Bu politikanın önemli bir yönü, işgücü piyasasında talep edilen uzmanlık alanlarında okul çocukları arasında mesleki rehberliktir. Devlet işletmeleri ve bütçe kurumları için, örneğin pedagojik üniversitelerin öğrencileri için hazırlanan uzmanlık alanlarında belirli bir zorunlu çalışma süresinin getirilmesi, idari önlemlerin sayısına atfedilmelidir. Bu, okullardaki öğretim elemanı açığını azaltacaktır.

Bu önlemlerle birlikte, genç istihdam programı çerçevesinde, Rus işletmelerinde esnek istihdam biçimlerinin ve esnek çalışma saatlerinin rasyonel kullanımı gibi işgücü piyasasında arz ve talebi düzenleyen böyle bir yönün uygulanması büyük sosyo- ekonomik önem. Yabancı deneyimler, gelişmiş ülkelerde belirli süreli çalışma, yarı zamanlı çalışma ve uzaktan çalışma ile ilgili yasaları kabul etme eğilimi olduğunu göstermektedir. Bu yaklaşım, tüm işçiler için zorunlu tatillerden veya yarı zamanlı çalışmalardan daha etkilidir. Buna karşılık, belirli bir mesleki eğitim, bilgi ve deneyim gerektiren bir uzmanlık alanında çalışmak, genç uzmanların niteliklerini korumanıza izin verir. Kişisel bir bakış açısıyla esnek çalışma saatleri, çalışanların işyerinde kişisel bağımsızlıklarını artırmalarının yanı sıra mesleki faaliyetlere ve işte mesleki gelişime yönelik taleplerini daha iyi karşılamalarına olanak tanır. Esnek çalışma programları temelinde gençlerin yarı zamanlı istihdamının teşvik edilmesi, bu tecrübenin çalışılması ve ülkemiz şartlarına uyarlanması önemli görünmektedir.

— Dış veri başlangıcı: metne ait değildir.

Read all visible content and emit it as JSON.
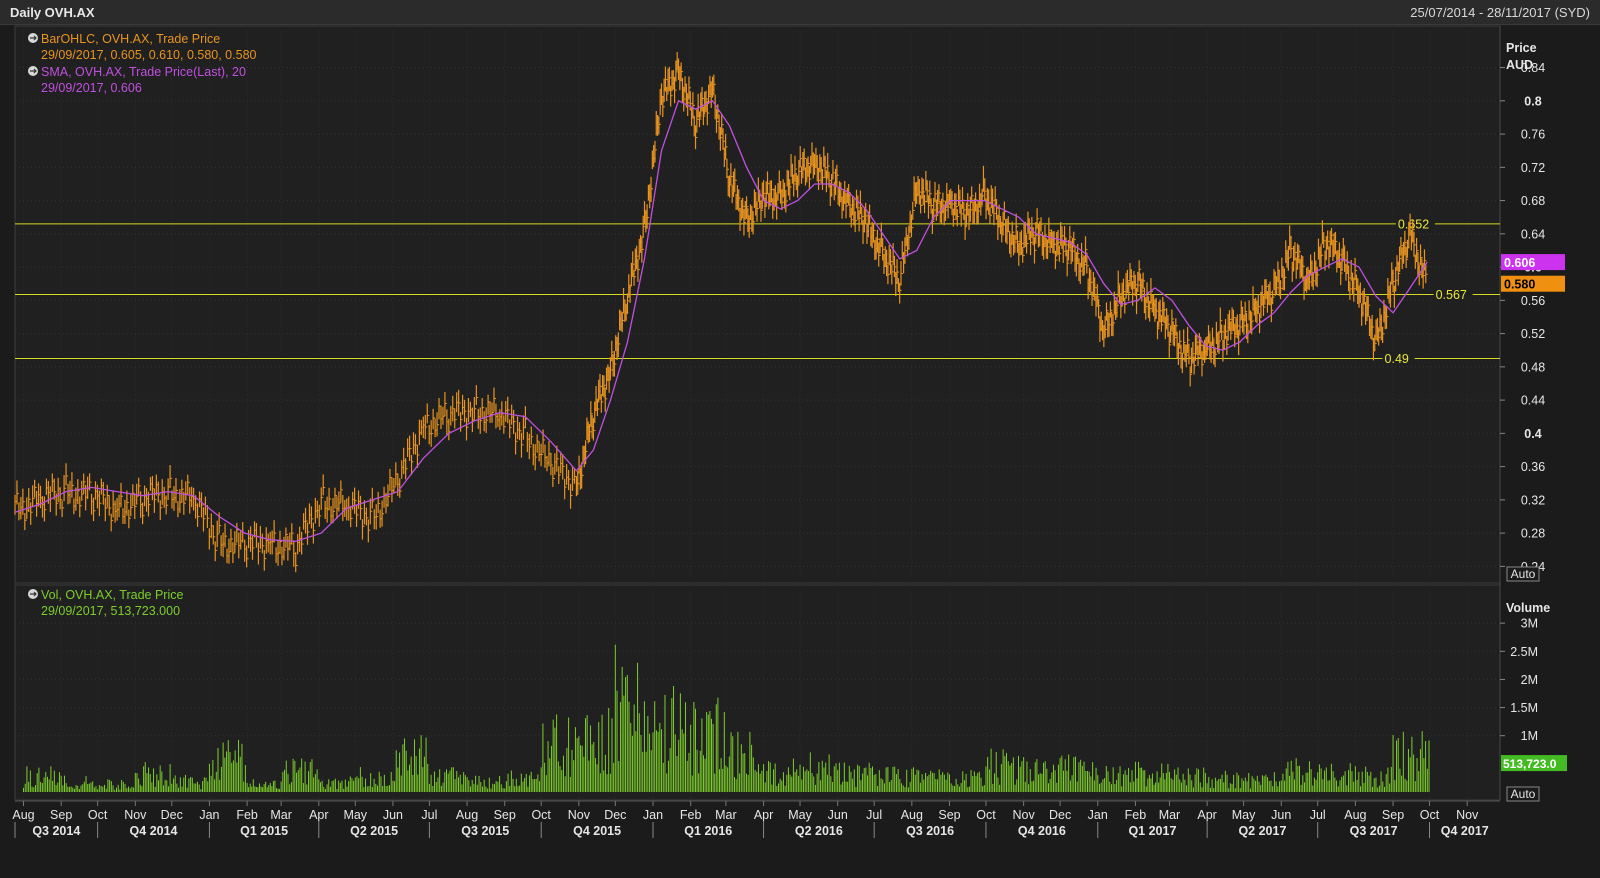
{
  "header": {
    "title": "Daily OVH.AX",
    "date_range": "25/07/2014 - 28/11/2017 (SYD)"
  },
  "price_panel": {
    "legend": [
      {
        "icon": "circle-arrow-icon",
        "label": "BarOHLC, OVH.AX, Trade Price",
        "values": "29/09/2017, 0.605, 0.610, 0.580, 0.580",
        "color": "#e8941e"
      },
      {
        "icon": "circle-arrow-icon",
        "label": "SMA, OVH.AX, Trade Price(Last),  20",
        "values": "29/09/2017, 0.606",
        "color": "#c050e0"
      }
    ],
    "axis_title": "Price",
    "axis_unit": "AUD",
    "auto_label": "Auto",
    "ticks": [
      {
        "v": 0.84,
        "label": "0.84",
        "bold": false
      },
      {
        "v": 0.8,
        "label": "0.8",
        "bold": true
      },
      {
        "v": 0.76,
        "label": "0.76",
        "bold": false
      },
      {
        "v": 0.72,
        "label": "0.72",
        "bold": false
      },
      {
        "v": 0.68,
        "label": "0.68",
        "bold": false
      },
      {
        "v": 0.64,
        "label": "0.64",
        "bold": false
      },
      {
        "v": 0.6,
        "label": "0.6",
        "bold": true
      },
      {
        "v": 0.56,
        "label": "0.56",
        "bold": false
      },
      {
        "v": 0.52,
        "label": "0.52",
        "bold": false
      },
      {
        "v": 0.48,
        "label": "0.48",
        "bold": false
      },
      {
        "v": 0.44,
        "label": "0.44",
        "bold": false
      },
      {
        "v": 0.4,
        "label": "0.4",
        "bold": true
      },
      {
        "v": 0.36,
        "label": "0.36",
        "bold": false
      },
      {
        "v": 0.32,
        "label": "0.32",
        "bold": false
      },
      {
        "v": 0.28,
        "label": "0.28",
        "bold": false
      },
      {
        "v": 0.24,
        "label": "0.24",
        "bold": false
      }
    ],
    "hlines": [
      {
        "v": 0.652,
        "label": "0.652",
        "label_date": "2017-09-05"
      },
      {
        "v": 0.567,
        "label": "0.567",
        "label_date": "2017-10-06"
      },
      {
        "v": 0.49,
        "label": "0.49",
        "label_date": "2017-08-25"
      }
    ],
    "last_badges": [
      {
        "v": 0.606,
        "label": "0.606",
        "color": "#cc33ee"
      },
      {
        "v": 0.58,
        "label": "0.580",
        "color": "#f09010"
      }
    ]
  },
  "volume_panel": {
    "legend": [
      {
        "icon": "circle-arrow-icon",
        "label": "Vol, OVH.AX, Trade Price",
        "values": "29/09/2017, 513,723.000",
        "color": "#7ccf2a"
      }
    ],
    "axis_title": "Volume",
    "auto_label": "Auto",
    "ticks": [
      {
        "v": 3000000,
        "label": "3M"
      },
      {
        "v": 2500000,
        "label": "2.5M"
      },
      {
        "v": 2000000,
        "label": "2M"
      },
      {
        "v": 1500000,
        "label": "1.5M"
      },
      {
        "v": 1000000,
        "label": "1M"
      }
    ],
    "last_badge": {
      "v": 513723,
      "label": "513,723.0",
      "color": "#44bb22"
    }
  },
  "x_axis": {
    "months": [
      {
        "label": "Aug",
        "date": "2014-08-01"
      },
      {
        "label": "Sep",
        "date": "2014-09-01"
      },
      {
        "label": "Oct",
        "date": "2014-10-01"
      },
      {
        "label": "Nov",
        "date": "2014-11-01"
      },
      {
        "label": "Dec",
        "date": "2014-12-01"
      },
      {
        "label": "Jan",
        "date": "2015-01-01"
      },
      {
        "label": "Feb",
        "date": "2015-02-01"
      },
      {
        "label": "Mar",
        "date": "2015-03-01"
      },
      {
        "label": "Apr",
        "date": "2015-04-01"
      },
      {
        "label": "May",
        "date": "2015-05-01"
      },
      {
        "label": "Jun",
        "date": "2015-06-01"
      },
      {
        "label": "Jul",
        "date": "2015-07-01"
      },
      {
        "label": "Aug",
        "date": "2015-08-01"
      },
      {
        "label": "Sep",
        "date": "2015-09-01"
      },
      {
        "label": "Oct",
        "date": "2015-10-01"
      },
      {
        "label": "Nov",
        "date": "2015-11-01"
      },
      {
        "label": "Dec",
        "date": "2015-12-01"
      },
      {
        "label": "Jan",
        "date": "2016-01-01"
      },
      {
        "label": "Feb",
        "date": "2016-02-01"
      },
      {
        "label": "Mar",
        "date": "2016-03-01"
      },
      {
        "label": "Apr",
        "date": "2016-04-01"
      },
      {
        "label": "May",
        "date": "2016-05-01"
      },
      {
        "label": "Jun",
        "date": "2016-06-01"
      },
      {
        "label": "Jul",
        "date": "2016-07-01"
      },
      {
        "label": "Aug",
        "date": "2016-08-01"
      },
      {
        "label": "Sep",
        "date": "2016-09-01"
      },
      {
        "label": "Oct",
        "date": "2016-10-01"
      },
      {
        "label": "Nov",
        "date": "2016-11-01"
      },
      {
        "label": "Dec",
        "date": "2016-12-01"
      },
      {
        "label": "Jan",
        "date": "2017-01-01"
      },
      {
        "label": "Feb",
        "date": "2017-02-01"
      },
      {
        "label": "Mar",
        "date": "2017-03-01"
      },
      {
        "label": "Apr",
        "date": "2017-04-01"
      },
      {
        "label": "May",
        "date": "2017-05-01"
      },
      {
        "label": "Jun",
        "date": "2017-06-01"
      },
      {
        "label": "Jul",
        "date": "2017-07-01"
      },
      {
        "label": "Aug",
        "date": "2017-08-01"
      },
      {
        "label": "Sep",
        "date": "2017-09-01"
      },
      {
        "label": "Oct",
        "date": "2017-10-01"
      },
      {
        "label": "Nov",
        "date": "2017-11-01"
      }
    ],
    "quarters": [
      {
        "label": "Q3 2014",
        "start": "2014-07-25",
        "end": "2014-10-01"
      },
      {
        "label": "Q4 2014",
        "start": "2014-10-01",
        "end": "2015-01-01"
      },
      {
        "label": "Q1 2015",
        "start": "2015-01-01",
        "end": "2015-04-01"
      },
      {
        "label": "Q2 2015",
        "start": "2015-04-01",
        "end": "2015-07-01"
      },
      {
        "label": "Q3 2015",
        "start": "2015-07-01",
        "end": "2015-10-01"
      },
      {
        "label": "Q4 2015",
        "start": "2015-10-01",
        "end": "2016-01-01"
      },
      {
        "label": "Q1 2016",
        "start": "2016-01-01",
        "end": "2016-04-01"
      },
      {
        "label": "Q2 2016",
        "start": "2016-04-01",
        "end": "2016-07-01"
      },
      {
        "label": "Q3 2016",
        "start": "2016-07-01",
        "end": "2016-10-01"
      },
      {
        "label": "Q4 2016",
        "start": "2016-10-01",
        "end": "2017-01-01"
      },
      {
        "label": "Q1 2017",
        "start": "2017-01-01",
        "end": "2017-04-01"
      },
      {
        "label": "Q2 2017",
        "start": "2017-04-01",
        "end": "2017-07-01"
      },
      {
        "label": "Q3 2017",
        "start": "2017-07-01",
        "end": "2017-10-01"
      },
      {
        "label": "Q4 2017",
        "start": "2017-10-01",
        "end": "2017-11-28"
      }
    ]
  },
  "chart_data": {
    "type": "line",
    "x_range": [
      "2014-07-25",
      "2017-11-28"
    ],
    "price_ylim": [
      0.22,
      0.89
    ],
    "volume_ylim": [
      0,
      3500000
    ],
    "grid": true,
    "series": [
      {
        "name": "BarOHLC, OVH.AX, Trade Price",
        "color": "#e8941e",
        "x": [
          "2014-07-25",
          "2014-08-15",
          "2014-09-05",
          "2014-09-26",
          "2014-10-17",
          "2014-11-07",
          "2014-11-28",
          "2014-12-19",
          "2015-01-09",
          "2015-01-30",
          "2015-02-20",
          "2015-03-13",
          "2015-04-03",
          "2015-04-24",
          "2015-05-15",
          "2015-06-05",
          "2015-06-26",
          "2015-07-17",
          "2015-08-07",
          "2015-08-28",
          "2015-09-18",
          "2015-10-09",
          "2015-10-30",
          "2015-11-13",
          "2015-11-27",
          "2015-12-11",
          "2015-12-25",
          "2016-01-08",
          "2016-01-22",
          "2016-02-05",
          "2016-02-19",
          "2016-03-04",
          "2016-03-18",
          "2016-04-01",
          "2016-04-15",
          "2016-04-29",
          "2016-05-13",
          "2016-05-27",
          "2016-06-10",
          "2016-06-24",
          "2016-07-08",
          "2016-07-22",
          "2016-08-05",
          "2016-08-19",
          "2016-09-02",
          "2016-09-16",
          "2016-09-30",
          "2016-10-14",
          "2016-10-28",
          "2016-11-11",
          "2016-11-25",
          "2016-12-09",
          "2016-12-23",
          "2017-01-06",
          "2017-01-20",
          "2017-02-03",
          "2017-02-17",
          "2017-03-03",
          "2017-03-17",
          "2017-03-31",
          "2017-04-14",
          "2017-04-28",
          "2017-05-12",
          "2017-05-26",
          "2017-06-09",
          "2017-06-23",
          "2017-07-07",
          "2017-07-21",
          "2017-08-04",
          "2017-08-18",
          "2017-09-01",
          "2017-09-15",
          "2017-09-29"
        ],
        "values": [
          0.31,
          0.32,
          0.33,
          0.325,
          0.31,
          0.32,
          0.33,
          0.32,
          0.27,
          0.265,
          0.27,
          0.26,
          0.32,
          0.31,
          0.3,
          0.34,
          0.41,
          0.42,
          0.43,
          0.42,
          0.4,
          0.36,
          0.34,
          0.42,
          0.48,
          0.56,
          0.65,
          0.8,
          0.84,
          0.77,
          0.82,
          0.7,
          0.66,
          0.68,
          0.69,
          0.71,
          0.73,
          0.7,
          0.68,
          0.65,
          0.62,
          0.58,
          0.7,
          0.67,
          0.68,
          0.66,
          0.69,
          0.65,
          0.63,
          0.64,
          0.63,
          0.62,
          0.6,
          0.52,
          0.57,
          0.58,
          0.55,
          0.52,
          0.49,
          0.5,
          0.52,
          0.53,
          0.55,
          0.57,
          0.62,
          0.58,
          0.63,
          0.61,
          0.57,
          0.51,
          0.58,
          0.64,
          0.58
        ]
      },
      {
        "name": "SMA, OVH.AX, Trade Price(Last),  20",
        "color": "#c050e0",
        "x": [
          "2014-07-25",
          "2014-08-15",
          "2014-09-05",
          "2014-09-26",
          "2014-10-17",
          "2014-11-07",
          "2014-11-28",
          "2014-12-19",
          "2015-01-09",
          "2015-01-30",
          "2015-02-20",
          "2015-03-13",
          "2015-04-03",
          "2015-04-24",
          "2015-05-15",
          "2015-06-05",
          "2015-06-26",
          "2015-07-17",
          "2015-08-07",
          "2015-08-28",
          "2015-09-18",
          "2015-10-09",
          "2015-10-30",
          "2015-11-13",
          "2015-11-27",
          "2015-12-11",
          "2015-12-25",
          "2016-01-08",
          "2016-01-22",
          "2016-02-05",
          "2016-02-19",
          "2016-03-04",
          "2016-03-18",
          "2016-04-01",
          "2016-04-15",
          "2016-04-29",
          "2016-05-13",
          "2016-05-27",
          "2016-06-10",
          "2016-06-24",
          "2016-07-08",
          "2016-07-22",
          "2016-08-05",
          "2016-08-19",
          "2016-09-02",
          "2016-09-16",
          "2016-09-30",
          "2016-10-14",
          "2016-10-28",
          "2016-11-11",
          "2016-11-25",
          "2016-12-09",
          "2016-12-23",
          "2017-01-06",
          "2017-01-20",
          "2017-02-03",
          "2017-02-17",
          "2017-03-03",
          "2017-03-17",
          "2017-03-31",
          "2017-04-14",
          "2017-04-28",
          "2017-05-12",
          "2017-05-26",
          "2017-06-09",
          "2017-06-23",
          "2017-07-07",
          "2017-07-21",
          "2017-08-04",
          "2017-08-18",
          "2017-09-01",
          "2017-09-15",
          "2017-09-29"
        ],
        "values": [
          0.305,
          0.315,
          0.33,
          0.335,
          0.33,
          0.325,
          0.33,
          0.325,
          0.3,
          0.28,
          0.272,
          0.27,
          0.28,
          0.31,
          0.32,
          0.33,
          0.37,
          0.4,
          0.415,
          0.425,
          0.42,
          0.39,
          0.355,
          0.38,
          0.44,
          0.51,
          0.61,
          0.74,
          0.8,
          0.79,
          0.8,
          0.77,
          0.72,
          0.68,
          0.67,
          0.68,
          0.7,
          0.7,
          0.69,
          0.67,
          0.64,
          0.61,
          0.62,
          0.66,
          0.68,
          0.68,
          0.68,
          0.67,
          0.66,
          0.64,
          0.635,
          0.63,
          0.615,
          0.58,
          0.555,
          0.56,
          0.575,
          0.56,
          0.53,
          0.505,
          0.5,
          0.51,
          0.53,
          0.545,
          0.57,
          0.59,
          0.6,
          0.61,
          0.6,
          0.565,
          0.545,
          0.575,
          0.606
        ]
      },
      {
        "name": "Vol, OVH.AX, Trade Price",
        "color": "#7ccf2a",
        "x": [
          "2014-08-01",
          "2014-09-01",
          "2014-10-01",
          "2014-11-01",
          "2014-12-01",
          "2015-01-01",
          "2015-02-01",
          "2015-03-01",
          "2015-04-01",
          "2015-05-01",
          "2015-06-01",
          "2015-07-01",
          "2015-08-01",
          "2015-09-01",
          "2015-10-01",
          "2015-11-01",
          "2015-12-01",
          "2016-01-01",
          "2016-02-01",
          "2016-03-01",
          "2016-04-01",
          "2016-05-01",
          "2016-06-01",
          "2016-07-01",
          "2016-08-01",
          "2016-09-01",
          "2016-10-01",
          "2016-11-01",
          "2016-12-01",
          "2017-01-01",
          "2017-02-01",
          "2017-03-01",
          "2017-04-01",
          "2017-05-01",
          "2017-06-01",
          "2017-07-01",
          "2017-08-01",
          "2017-09-01"
        ],
        "values": [
          300000,
          200000,
          150000,
          350000,
          200000,
          600000,
          150000,
          400000,
          200000,
          300000,
          700000,
          300000,
          200000,
          250000,
          900000,
          1200000,
          1800000,
          1300000,
          1100000,
          700000,
          400000,
          500000,
          350000,
          300000,
          300000,
          280000,
          500000,
          400000,
          450000,
          300000,
          350000,
          300000,
          250000,
          250000,
          400000,
          350000,
          300000,
          700000
        ]
      }
    ]
  }
}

İstihdam politikası işsizlere yardım etmekle sınırlandırılamaz, bireyin iş dünyasındaki çıkarlarını yansıtmalıdır. Dünya biliminde ve uygulamasında, nüfusun işgücü potansiyelinin en eksiksiz şekilde uygulanması ve geliştirilmesi için bir araç olarak istihdam politikası anlayışı uzun süredir oluşturulmuş ve gerçek bir düzenleme bulmuştur. İşsizlere yardıma yönelik önlemler, bu daha geniş bağlamın yalnızca organik bir parçasıdır. Devletin, programları yeniden eğitmek ve gençler arasında profesyonel rekabet gücünü artırmak için fon ayırması gerektiği konusunda uzmanlarla hemfikir olunamaz. Genç uzmanların işsizlik maaşı ödemeleri değil, onları aktif etkinliklere dahil etmeleri, mezunları işgücü piyasasında nasıl rekabetçi hale getireceklerini öğretmeleri gerekir. Bu, işgücü piyasasının gençlik sektöründeki gerilimleri azaltacaktır. Bu tür önlemlerin uygulanması, devletin ve bölgelerin geleceğe doğrudan bir yatırımıdır ve yalnızca gençler için değil, diğer işsiz kategorileri için de sosyal korumanın sağlanmasına yardımcı olacaktır.